Amistad y ternura, en palabras
“EL
BESO DE LA MUJER ARAÑA”
Por Julieta Nardone
julietanardone@gmail.com
El
escritor argentino Manuel Puig (1932-1990) reúne a un vidrierista homosexual y
a un “subversivo” militante en la época convulsa de los setenta; los junta,
cada uno con una condena social a sus espaldas, y los encierra en una cárcel
para hacer nacer, paulatinamente, una relación de amistad. ¿Con qué cuentan
para establecer contacto? Sólo la
palabra y la proximidad corporal.
El beso de la mujer araña, publicada por primera vez en Barcelona
en 1976, es una novela con un mecanismo narrativo que recuerda un poco a Las mil y una noches, aunque en lugar de
tratarse de una historia, lo que Molina
le cuenta a su compañero de celda noche tras noche es una película melodramática,
propia del Hollywood de los cuarenta. Cada film mezcla maquiavélicamente
guerra, espionaje y amor, y si bien al principio Valentín (el preso político) se resiste a perderse en esas
fantasías, poco a poco irá cediendo como forma de olvidar el dolor físico
causado por las torturas rutinarias a las que es sometido para que “cante”.

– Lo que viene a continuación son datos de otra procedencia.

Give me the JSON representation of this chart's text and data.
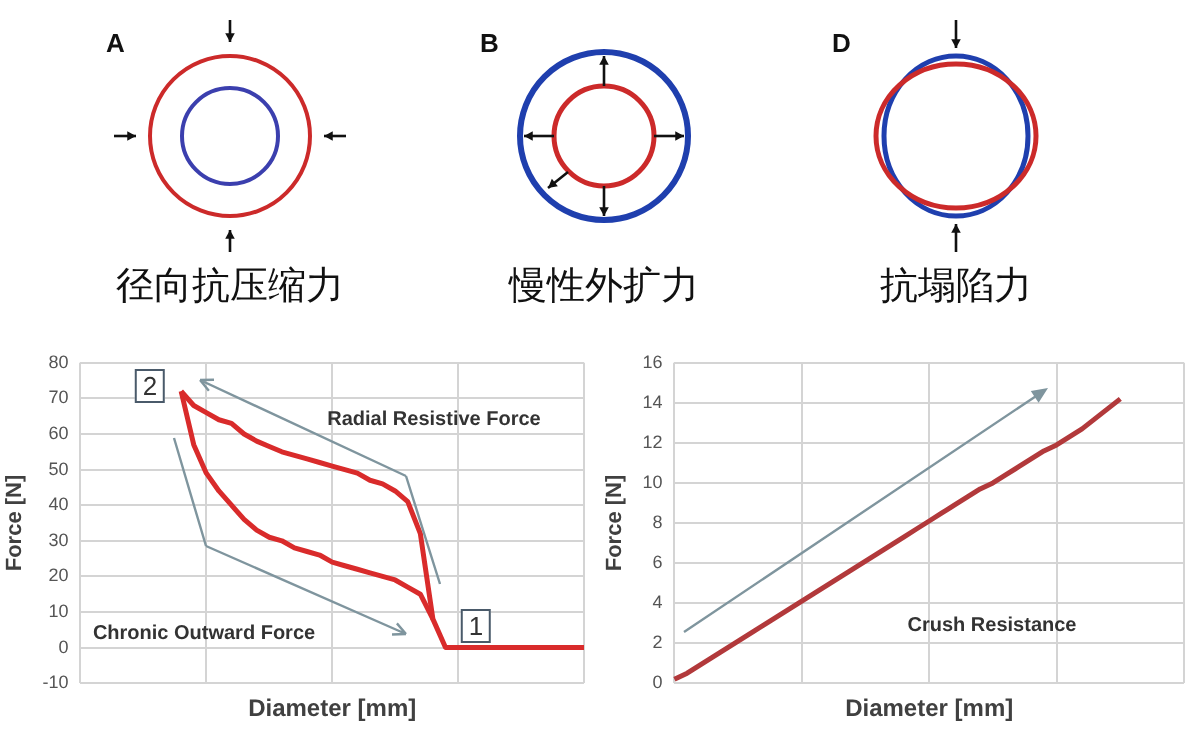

Cada film anestesia un poco, y cada conversación que comparten va admitiendo
una proximidad de una calidez intransferible (¡tienen que leerla!) que se
profundiza al correr de los días. La interrogación recíproca sobre qué sienten
en el encierro, sobre sus proyecciones sociales, sus intimidades y convicciones
pasadas, poco a poco nos lleva a descubrir una hendija de luz: la convivencia en
un universo que pareciera caerse a pedazos, y sostenerse tan sólo de la
separación entre géneros, clases sociales, ideologías. Hay en este libro,
simplemente, algo valioso: esperanza en el ser humano.
La
amistad, la confianza, la protección, desembocan en un cariño mutuo que los
llevará al acto físico, el encuentro sexual. Si bien la feminidad que siempre
asumió Molina es la naturalizada por
su sociedad conservadora, esto es, siempre deseó la supremacía del hombre, aún
así, el coraje y la sed de utopías los hace encontrar en la ternura una vía
para acercarse persona a persona, sin dominación de uno sobre el otro: “…ustedes
son hermosos el uno para el otro, porque se quieren y ya no se ven sino el
alma, ¿es tan difícil de comprender acaso?, yo no les pido que se miren ya,
pero cuando yo me vaya… sí, sin el menor miedo, porque el amor que late en las
piedras viejas de esta casa ha hecho un milagro más: el de permitir que, como
si fueran ciegos, no se vieran el cuerpo sino el alma”.
Frente
a una sociedad de marcados estereotipos y rígidas convenciones, el autor logra
conmovernos en la tensión de todas las normas. Esa síntesis humana en gran
parte se explica por su apuesta narrativa: como la mayoría de sus novelas, la
propia voz de los personajes hace progresar el hilo de la trama (sin la
autoridad de un narrador). En este libro, sin embargo, va más allá todavía:
salvo las notas al margen, todo, pero
todo, es diálogo. La mediación de la palabra polifónica mantiene vivos a
los presos, en un constante fluir entre el sueño y la realidad. Esa comunión
les permite aceptar ambas dimensiones... Como el mismo Puig afirmaría en alguna
ocasión: “Sin locura, nada cambia. Para
cualquier cambio, social, político, etc. tienes que estar en ese territorio
aparentemente inútil. La aceptación total de la realidad equivale a parálisis”.